Tesco Boss Warns Suppliers it Won’t Tolerate Illegitimate Price Increases
18 Nov 2016 --- Tesco chief executive Dave Lewis has publicly hit out at suppliers who use the fall in value of sterling to ratchet up price increases, saying price rises had to be “legitimate” and that the UK’s biggest supermarket had the right to stop selling products if it thought it was being duped.
The comments from Lewis, who previously worked at Unilever for 28 years, follows the high-profile public spat between Tesco and Unilever after the Anglo-Dutch company tried to pass on a 10 percent cost increase on some of its products onto Tesco.
“I spent 28 years working in a multinational and there are always elements of currency volatility in businesses like that,” said Lewis, according to the Guardian newspaper.
“When there is devaluation, what multinationals do is they present sales at constant and current exchange rates and the City understands.”
“The only thing we would ask is that companies in that position don't ask UK customers to pay inflated prices in order that their reporting currency is maintained.
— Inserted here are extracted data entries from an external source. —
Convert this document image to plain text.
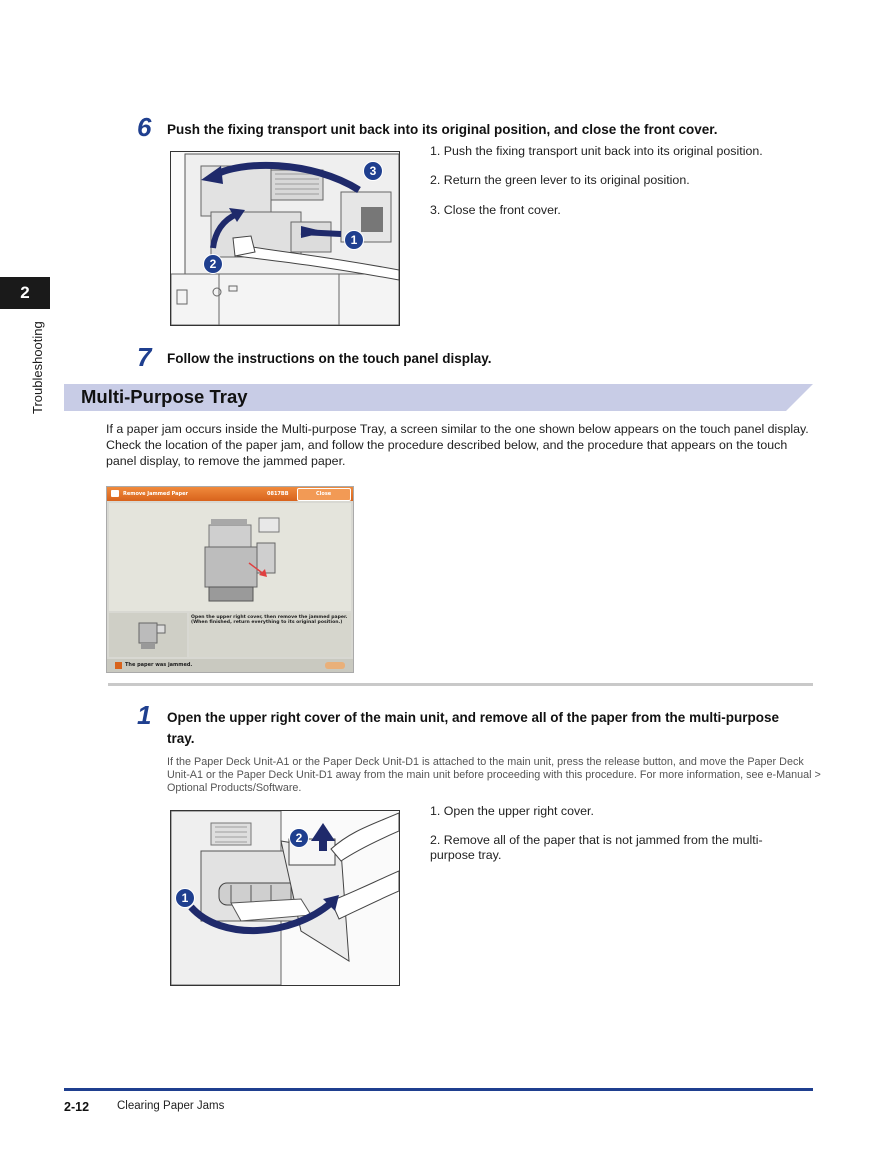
2
Troubleshooting
6 Push the fixing transport unit back into its original position, and close the front cover.
3
1
2
1. Push the fixing transport unit back into its original position.
2. Return the green lever to its original position.
3. Close the front cover.
7 Follow the instructions on the touch panel display.
Multi-Purpose Tray
If a paper jam occurs inside the Multi-purpose Tray, a screen similar to the one shown below appears on the touch panel display.
Check the location of the paper jam, and follow the procedure described below, and the procedure that appears on the touch
panel display, to remove the jammed paper.
Remove Jammed Paper	0817BB	Close
Open the upper right cover, then remove the jammed paper. (When finished, return everything to its original position.)
The paper was jammed.
1 Open the upper right cover of the main unit, and remove all of the paper from the multi-purpose
tray.
If the Paper Deck Unit-A1 or the Paper Deck Unit-D1 is attached to the main unit, press the release button, and move the Paper Deck
Unit-A1 or the Paper Deck Unit-D1 away from the main unit before proceeding with this procedure. For more information, see e-Manual >
Optional Products/Software.
2
1
1. Open the upper right cover.
2. Remove all of the paper that is not jammed from the multi-
purpose tray.
2-12 Clearing Paper Jams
They don't do that to countries outside of the UK.”
“Where a cost is real and justified, we will sit down and discuss how we can offset it.”
“We buy virtually everything for our own label so there isn’t an ingredient or a commodity out there that we don’t have very good insight into.”
Lewis later said that Tesco had the “right to say we will no longer stock them if they do [increase prices] without a justified reason.”
The fact that Lewis made this declaration in public would suggest he fears more suppliers will try similar tactics to Unilever, in the wake of the fall in the value of sterling which has fallen by around 16 percent against the US dollar and 14 percent against the Euro since Britain voted to exit the European Union in June.
The spat between Tesco and Unilever was prompted by the Marmite maker saying a price hike was necessary to cover higher import costs.
However, in the face of consumer fury and a growing PR disaster, Unilever backtracked and announced a new supply deal with Britain's biggest supermarket.
Earlier this month, Birds Eye fish fingers and PepsiCo-owned Walkers crisps asked supermarkets for price rises of up to 12 percent, indicating that price battles between retailers and brands could be widespread following the plunge in the value of the pound.